Functions of CZE-delayed coexpressed gene sets. (A) Autofluorescent chloroplasts in the endosperm of a globular-stage seed. (B) Transmission electron microscopy of chloroplasts (arrows) in the PEN. (C) Histochemical staining of starch granules (arrowheads) in the SC, PEN, and EP. (D) Transmission electron micrograph of oil bodies (arrows) in cellularized PEN. (E) Heat map showing P value significance of enrichment of selected GO terms (^†) or metabolic pathways (*) associated with the indicated CZE-delayed gene sets. (F) Heat maps showing mRNAs involved in the RNA-dependent DNA methylation pathway (Upper) and 1,155 probesets corresponding to transposons (Lower) (21). (G) Detection of protein bodies (PB) in the EP and PEN. (H) Heat map showing P values for GO-term enrichment of mature-green stage-specific mRNAs and the indicated DPs at the globular and mature-green stages. (Scale bars: 25 µm in A, 0.5 µm in B, 10 µm in C, 3 µm in D, and 10 µm in G.)

Fig. 7.

Predicted transcriptional modules regulating maturation in seeds.
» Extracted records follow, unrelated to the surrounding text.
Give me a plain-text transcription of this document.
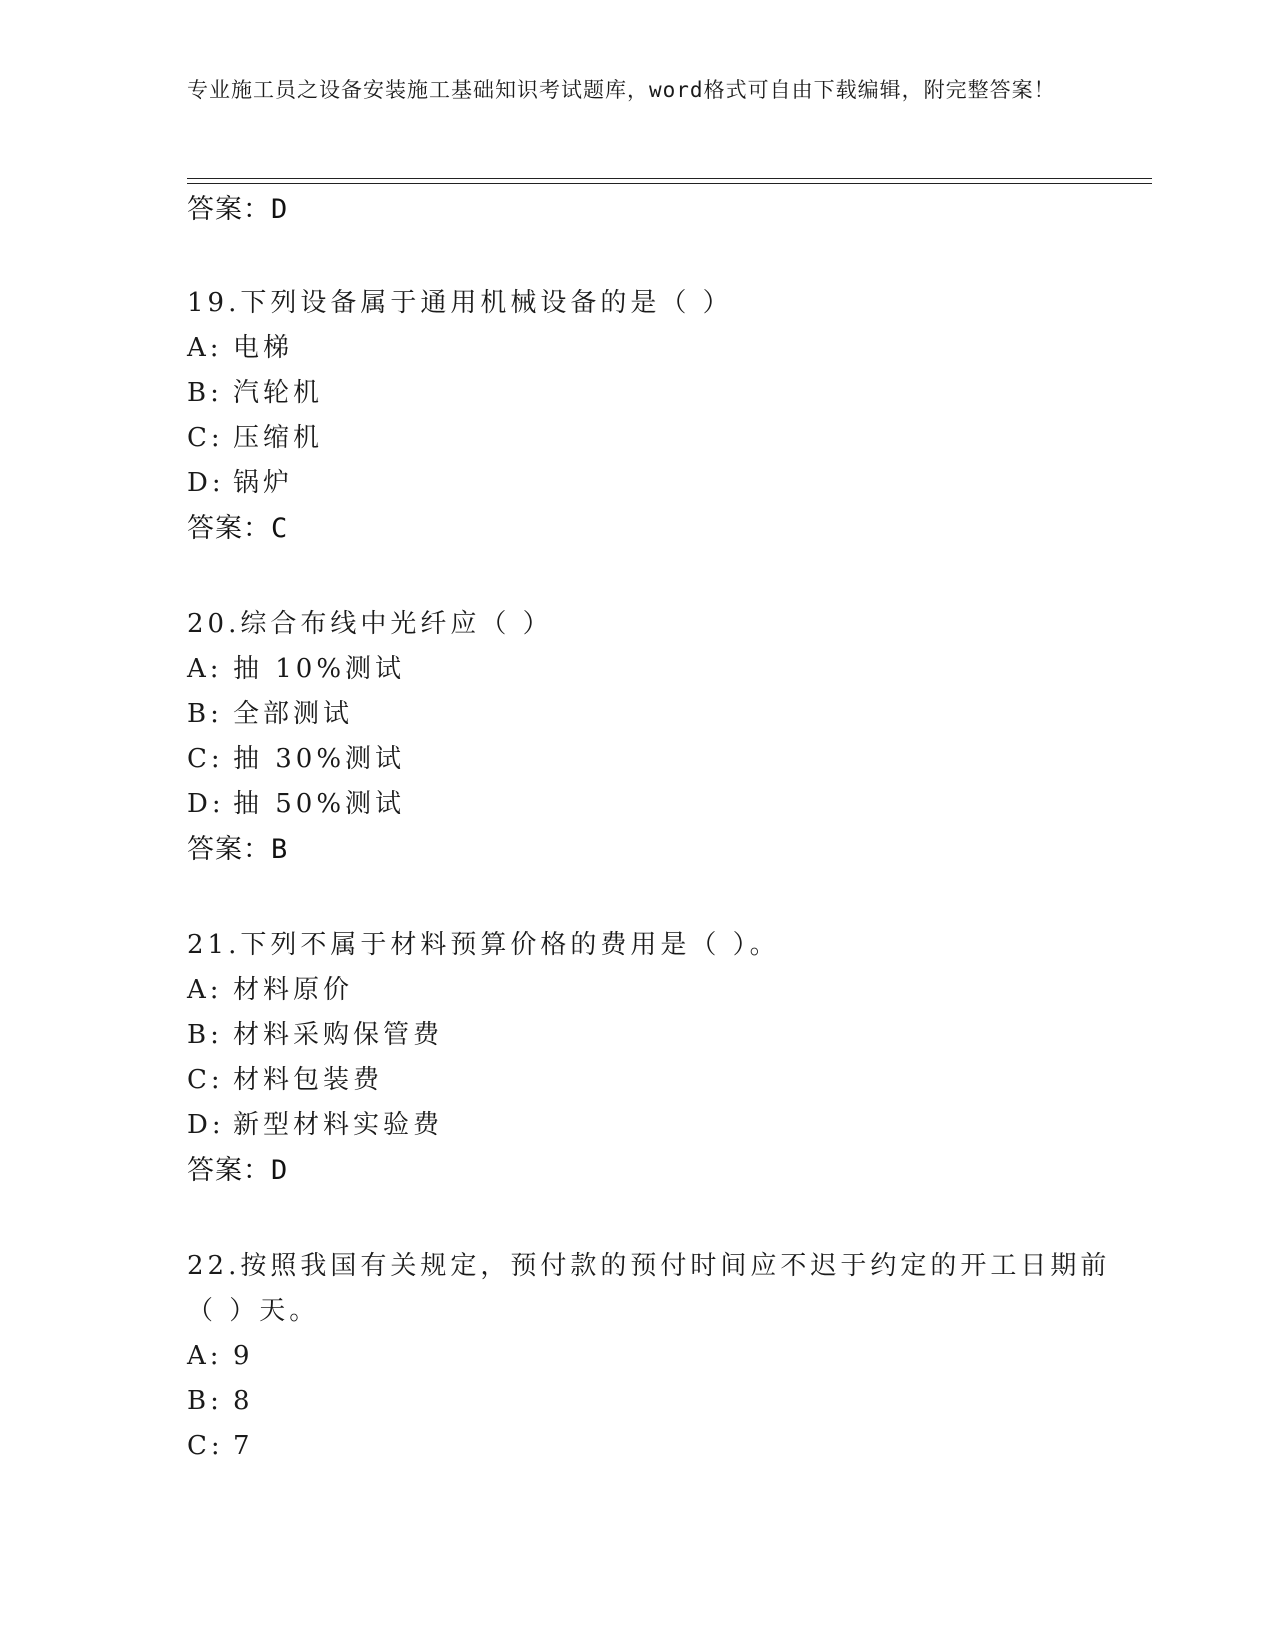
专业施工员之设备安装施工基础知识考试题库，word格式可自由下载编辑，附完整答案！
答案：D
19.下列设备属于通用机械设备的是（ ）
A: 电梯
B: 汽轮机
C: 压缩机
D: 锅炉
答案：C
20.综合布线中光纤应（ ）
A: 抽 10%测试
B: 全部测试
C: 抽 30%测试
D: 抽 50%测试
答案：B
21.下列不属于材料预算价格的费用是（ ）。
A: 材料原价
B: 材料采购保管费
C: 材料包装费
D: 新型材料实验费
答案：D
22.按照我国有关规定，预付款的预付时间应不迟于约定的开工日期前（ ）天。
A: 9
B: 8
C: 7
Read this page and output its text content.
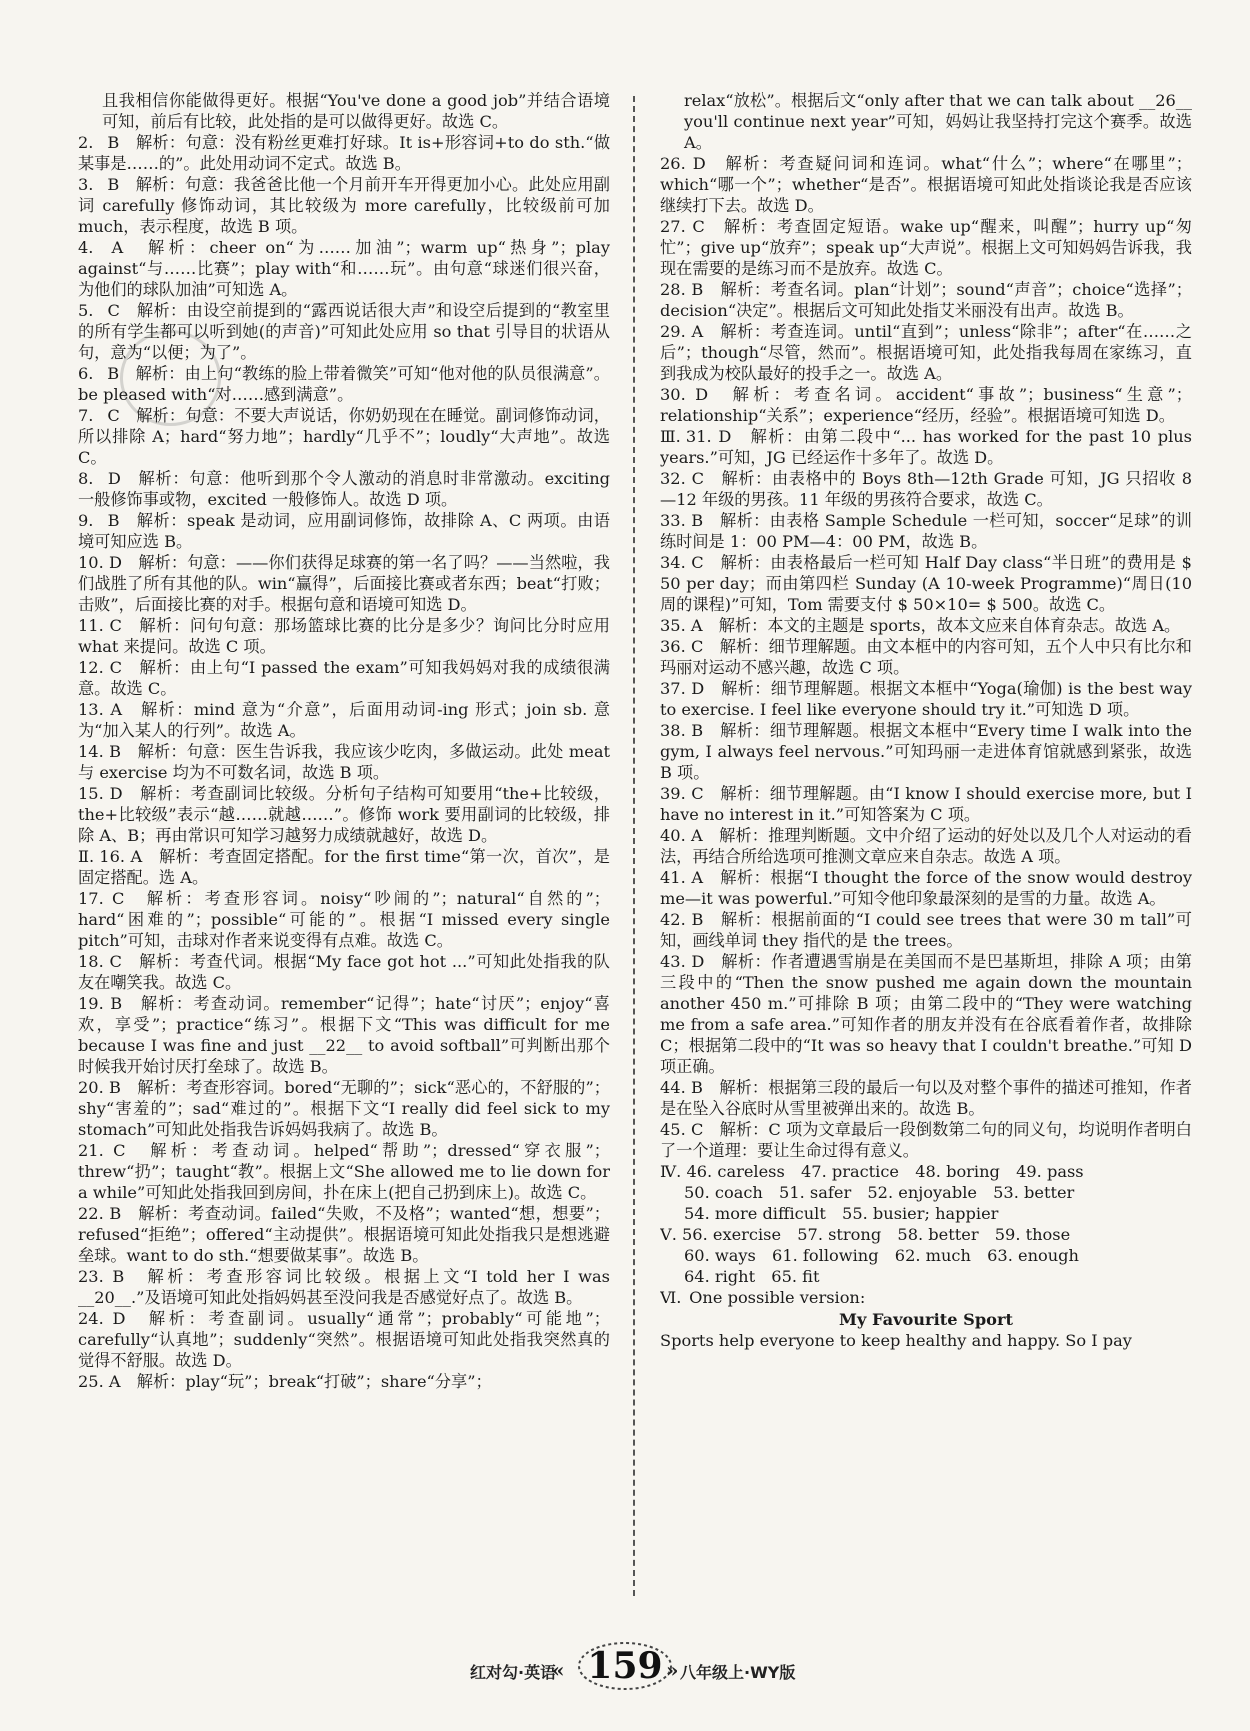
且我相信你能做得更好。根据“You've done a good job”并结合语境可知，前后有比较，此处指的是可以做得更好。故选 C。
2. B　解析：句意：没有粉丝更难打好球。It is+形容词+to do sth.“做某事是……的”。此处用动词不定式。故选 B。
3. B　解析：句意：我爸爸比他一个月前开车开得更加小心。此处应用副词 carefully 修饰动词，其比较级为 more carefully，比较级前可加 much，表示程度，故选 B 项。
4. A　解析：cheer on“为……加油”；warm up“热身”；play against“与……比赛”；play with“和……玩”。由句意“球迷们很兴奋，为他们的球队加油”可知选 A。
5. C　解析：由设空前提到的“露西说话很大声”和设空后提到的“教室里的所有学生都可以听到她(的声音)”可知此处应用 so that 引导目的状语从句，意为“以便；为了”。
6. B　解析：由上句“教练的脸上带着微笑”可知“他对他的队员很满意”。be pleased with“对……感到满意”。
7. C　解析：句意：不要大声说话，你奶奶现在在睡觉。副词修饰动词，所以排除 A；hard“努力地”；hardly“几乎不”；loudly“大声地”。故选 C。
8. D　解析：句意：他听到那个令人激动的消息时非常激动。exciting 一般修饰事或物，excited 一般修饰人。故选 D 项。
9. B　解析：speak 是动词，应用副词修饰，故排除 A、C 两项。由语境可知应选 B。
10. D　解析：句意：——你们获得足球赛的第一名了吗？——当然啦，我们战胜了所有其他的队。win“赢得”，后面接比赛或者东西；beat“打败；击败”，后面接比赛的对手。根据句意和语境可知选 D。
11. C　解析：问句句意：那场篮球比赛的比分是多少？询问比分时应用 what 来提问。故选 C 项。
12. C　解析：由上句“I passed the exam”可知我妈妈对我的成绩很满意。故选 C。
13. A　解析：mind 意为“介意”，后面用动词-ing 形式；join sb. 意为“加入某人的行列”。故选 A。
14. B　解析：句意：医生告诉我，我应该少吃肉，多做运动。此处 meat 与 exercise 均为不可数名词，故选 B 项。
15. D　解析：考查副词比较级。分析句子结构可知要用“the+比较级，the+比较级”表示“越……就越……”。修饰 work 要用副词的比较级，排除 A、B；再由常识可知学习越努力成绩就越好，故选 D。
Ⅱ. 16. A　解析：考查固定搭配。for the first time“第一次，首次”，是固定搭配。选 A。
17. C　解析：考查形容词。noisy“吵闹的”；natural“自然的”；hard“困难的”；possible“可能的”。根据“I missed every single pitch”可知，击球对作者来说变得有点难。故选 C。
18. C　解析：考查代词。根据“My face got hot ...”可知此处指我的队友在嘲笑我。故选 C。
19. B　解析：考查动词。remember“记得”；hate“讨厌”；enjoy“喜欢，享受”；practice“练习”。根据下文“This was difficult for me because I was fine and just __22__ to avoid softball”可判断出那个时候我开始讨厌打垒球了。故选 B。
20. B　解析：考查形容词。bored“无聊的”；sick“恶心的，不舒服的”；shy“害羞的”；sad“难过的”。根据下文“I really did feel sick to my stomach”可知此处指我告诉妈妈我病了。故选 B。
21. C　解析：考查动词。helped“帮助”；dressed“穿衣服”；threw“扔”；taught“教”。根据上文“She allowed me to lie down for a while”可知此处指我回到房间，扑在床上(把自己扔到床上)。故选 C。
22. B　解析：考查动词。failed“失败，不及格”；wanted“想，想要”；refused“拒绝”；offered“主动提供”。根据语境可知此处指我只是想逃避垒球。want to do sth.“想要做某事”。故选 B。
23. B　解析：考查形容词比较级。根据上文“I told her I was __20__.”及语境可知此处指妈妈甚至没问我是否感觉好点了。故选 B。
24. D　解析：考查副词。usually“通常”；probably“可能地”；carefully“认真地”；suddenly“突然”。根据语境可知此处指我突然真的觉得不舒服。故选 D。
25. A　解析：play“玩”；break“打破”；share“分享”；
relax“放松”。根据后文“only after that we can talk about __26__ you'll continue next year”可知，妈妈让我坚持打完这个赛季。故选 A。
26. D　解析：考查疑问词和连词。what“什么”；where“在哪里”；which“哪一个”；whether“是否”。根据语境可知此处指谈论我是否应该继续打下去。故选 D。
27. C　解析：考查固定短语。wake up“醒来，叫醒”；hurry up“匆忙”；give up“放弃”；speak up“大声说”。根据上文可知妈妈告诉我，我现在需要的是练习而不是放弃。故选 C。
28. B　解析：考查名词。plan“计划”；sound“声音”；choice“选择”；decision“决定”。根据后文可知此处指艾米丽没有出声。故选 B。
29. A　解析：考查连词。until“直到”；unless“除非”；after“在……之后”；though“尽管，然而”。根据语境可知，此处指我每周在家练习，直到我成为校队最好的投手之一。故选 A。
30. D　解析：考查名词。accident“事故”；business“生意”；relationship“关系”；experience“经历，经验”。根据语境可知选 D。
Ⅲ. 31. D　解析：由第二段中“... has worked for the past 10 plus years.”可知，JG 已经运作十多年了。故选 D。
32. C　解析：由表格中的 Boys 8th—12th Grade 可知，JG 只招收 8—12 年级的男孩。11 年级的男孩符合要求，故选 C。
33. B　解析：由表格 Sample Schedule 一栏可知，soccer“足球”的训练时间是 1：00 PM—4：00 PM，故选 B。
34. C　解析：由表格最后一栏可知 Half Day class“半日班”的费用是 $ 50 per day；而由第四栏 Sunday (A 10-week Programme)“周日(10 周的课程)”可知，Tom 需要支付 $ 50×10= $ 500。故选 C。
35. A　解析：本文的主题是 sports，故本文应来自体育杂志。故选 A。
36. C　解析：细节理解题。由文本框中的内容可知，五个人中只有比尔和玛丽对运动不感兴趣，故选 C 项。
37. D　解析：细节理解题。根据文本框中“Yoga(瑜伽) is the best way to exercise. I feel like everyone should try it.”可知选 D 项。
38. B　解析：细节理解题。根据文本框中“Every time I walk into the gym, I always feel nervous.”可知玛丽一走进体育馆就感到紧张，故选 B 项。
39. C　解析：细节理解题。由“I know I should exercise more, but I have no interest in it.”可知答案为 C 项。
40. A　解析：推理判断题。文中介绍了运动的好处以及几个人对运动的看法，再结合所给选项可推测文章应来自杂志。故选 A 项。
41. A　解析：根据“I thought the force of the snow would destroy me—it was powerful.”可知令他印象最深刻的是雪的力量。故选 A。
42. B　解析：根据前面的“I could see trees that were 30 m tall”可知，画线单词 they 指代的是 the trees。
43. D　解析：作者遭遇雪崩是在美国而不是巴基斯坦，排除 A 项；由第三段中的“Then the snow pushed me again down the mountain another 450 m.”可排除 B 项；由第二段中的“They were watching me from a safe area.”可知作者的朋友并没有在谷底看着作者，故排除 C；根据第二段中的“It was so heavy that I couldn't breathe.”可知 D 项正确。
44. B　解析：根据第三段的最后一句以及对整个事件的描述可推知，作者是在坠入谷底时从雪里被弹出来的。故选 B。
45. C　解析：C 项为文章最后一段倒数第二句的同义句，均说明作者明白了一个道理：要让生命过得有意义。
Ⅳ. 46. careless　47. practice　48. boring　49. pass
50. coach　51. safer　52. enjoyable　53. better
54. more difficult　55. busier; happier
Ⅴ. 56. exercise　57. strong　58. better　59. those
60. ways　61. following　62. much　63. enough
64. right　65. fit
Ⅵ. One possible version:
My Favourite Sport
Sports help everyone to keep healthy and happy. So I pay
红对勾·英语
« 159 » 八年级上·WY版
DNA motifs (green triangles) and GO terms (blue parallelogram) that are significantly overrepresented (P < 0.001, hypergeometric distribution) within the coexpressed gene set (open squircle). Coexpressed transcription factors are represented as circles. Transcriptional modules were predicted for mature-green stage-specific genes in the (A) EP, (B) MCE, (C) CZE, and (D) PEN, and for (E) DP 12. All four mature green-stage subregions possess transcriptional modules in which bZIP transcription factors known to regulate maturation genes such as bZIP67 (AT3G44460), EEL (AT2G41070), or ABI5 (AT2G36270) are associated with overrepresented G box-like DNA motifs such as ABRE and DPBF1 and -2. Edges in red indicate known interactions between transcription factors and DNA motifs, whereas dashed lines represent predicted interactions. All enriched DNA motifs and GO terms are listed in Dataset S1, Table S6.